吉田:むしろアナウンサーは知見を広げる活動を積極的に行うほど、仕事に良い影響が出ると思っています。たとえばニュース番組を担当しているなら国会や裁判所に足を運んでみたり、街角から中継する情報番組なら商店街を歩き回ったり。実際に僕もそうして見聞きしてきたことが本番でつながる経験を多くしてきました。

――本番以外の時間にそうした活動をされているのですね。

吉田:特に私が長く担当してきた番組では、アイドルやミュージシャンなど音楽表現をするゲストが多く出演することもあって、年間で200公演くらいライブを観てきました。そのうちにアイドルファンのすごさに気づいたんです。彼らは本当に創造力が高くて面白い。「どうしてそんなコールを考えつくの?」というような言葉が自然発生的に生まれる。そして何より楽しそうなんですよね。なぜアイドルのファンはこんなにも楽しそうにしているのかという思いが、大学院での学ぶ軸となっていきました。

――それが「推し活とウェルビーイング」の研究につながるわけですね。

吉田:「ウェルビーイング」とは1946年にWHOが採択した憲章で広く知られた言葉で、学問としてはまだこれからの分野。世界中で「どう定義していこうか」と話し合われているような状況です。日本語で強いて言えば「いきいきしている」といった感覚でしょうか。
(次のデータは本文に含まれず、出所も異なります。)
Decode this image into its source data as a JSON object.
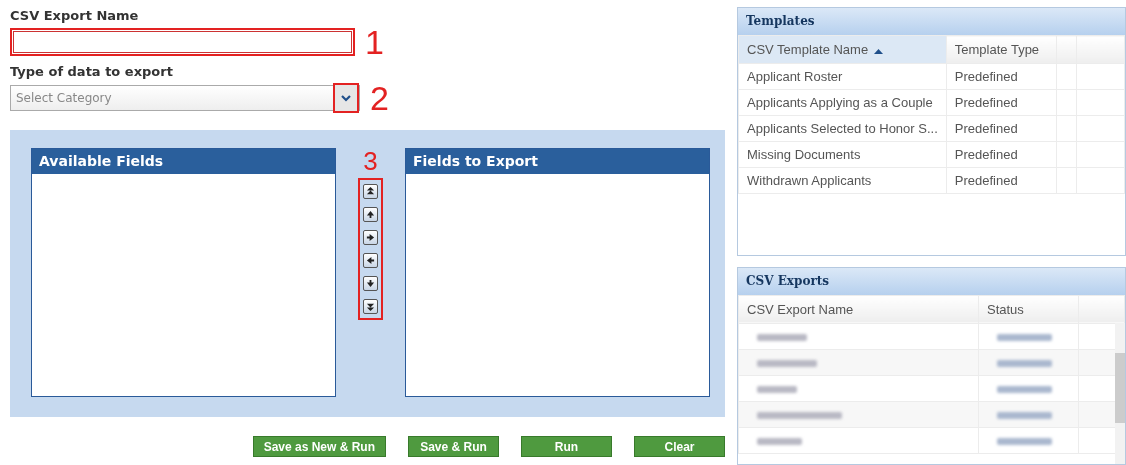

 健康でもいきいきしていない人がいる一方で、明日命を終えるかもしれない状況でも生き生きしている人もいるじゃないですか。なので、ウェルビーイングは単純に“健康的”という意味とは異なるんですよね。人が生きる上でいきいきすることは非常に大切なのに、「じゃあどうしたらいいのか」という疑問をここ数十年でようやく追い始めた段階です。
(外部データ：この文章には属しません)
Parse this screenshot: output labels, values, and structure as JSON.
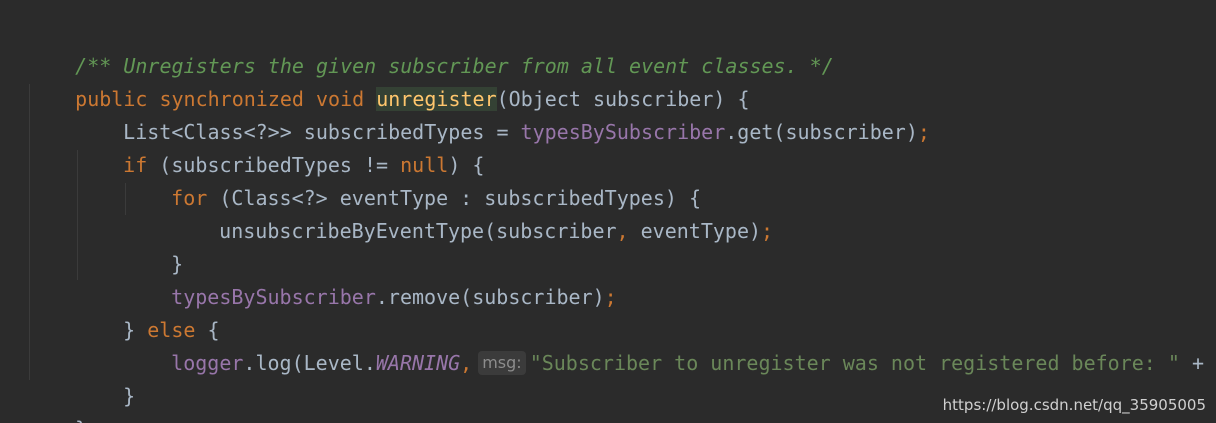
{
  "code": {
    "comment_line": "/** Unregisters the given subscriber from all event classes. */",
    "sig_kw": "public synchronized void",
    "sig_method": "unregister",
    "sig_rest": "(Object subscriber) {",
    "l3_a": "List<Class<?>> subscribedTypes = ",
    "l3_field": "typesBySubscriber",
    "l3_b": ".get(subscriber)",
    "l3_semi": ";",
    "l4_kw": "if",
    "l4_a": " (subscribedTypes != ",
    "l4_null": "null",
    "l4_b": ") {",
    "l5_kw": "for",
    "l5_a": " (Class<?> eventType : subscribedTypes) {",
    "l6_a": "unsubscribeByEventType(subscriber",
    "l6_comma": ",",
    "l6_b": " eventType)",
    "l6_semi": ";",
    "l7": "}",
    "l8_field": "typesBySubscriber",
    "l8_a": ".remove(subscriber)",
    "l8_semi": ";",
    "l9_a": "} ",
    "l9_kw": "else",
    "l9_b": " {",
    "l10_field": "logger",
    "l10_a": ".log(Level.",
    "l10_const": "WARNING",
    "l10_comma": ",",
    "l10_hint": "msg:",
    "l10_str": "\"Subscriber to unregister was not registered before: \"",
    "l10_b": " + sub",
    "l11": "}",
    "l12": "}"
  },
  "watermark": "https://blog.csdn.net/qq_35905005",
  "colors": {
    "background": "#2b2b2b",
    "keyword": "#cc7832",
    "comment": "#629755",
    "field": "#9876aa",
    "string": "#6a8759",
    "method_highlight": "#ffc66d",
    "default_text": "#a9b7c6"
  }
}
 そのうえ、アイドルによるウェルビーイングを論じた学術論文は、私が調べた限りではほとんど見つからず、未開拓の分野であるとわかりました。誰もやっていないのなら、アイドルを長年見てきた自分にしかできないのではないか。そう考えて研究テーマに据えました。
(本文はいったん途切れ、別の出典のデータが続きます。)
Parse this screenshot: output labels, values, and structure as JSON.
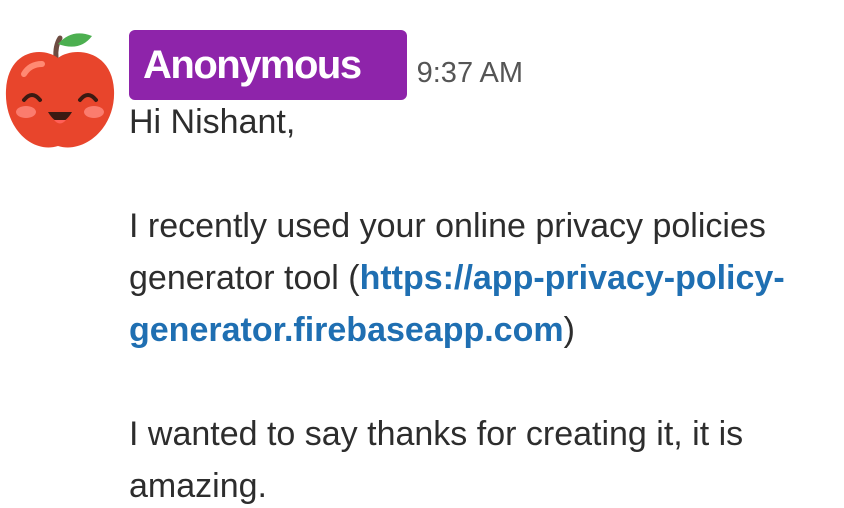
{
  "message": {
    "author": "Anonymous",
    "time": "9:37 AM",
    "avatar_icon": "apple-face-icon",
    "colors": {
      "badge": "#8e24aa",
      "link": "#1f6fb2"
    },
    "greeting": "Hi Nishant,",
    "para2_line1": "I recently used your online privacy policies",
    "para2_line2_prefix": "generator tool (",
    "link_part1": "https://app-privacy-policy-",
    "link_part2": "generator.firebaseapp.com",
    "para2_suffix": ")",
    "para3_line1": "I wanted to say thanks for creating it, it is",
    "para3_line2": "amazing."
  }
}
――なぜ、そのなかでもももいろクローバーZ(以下、ももクロ)とモノノフを選ばれたのですか?

吉田:僕がももクロをアイドルとして大好きなのはもちろんなんですけど、ももクロファンであるモノノフもまた素晴らしくて。ももクロはこれまでさまざまなアーティストとコラボしながら成長してきた歴史を持っています。その結果、モノノフたちがコラボ相手のパフォーマンスに対しても全力でポジティブなリアクションを返すようになっていきました。そんな異様なくらいマナーのいいファンが数万人単位でいるって、すごくないですか? ももクロと共演したCreepy Nutsが「モノノフは客のプロだ」と言っていたほど。“ファンはアイドルの鏡”なんて言葉がありますけれど、彼らはその代表格だと思います。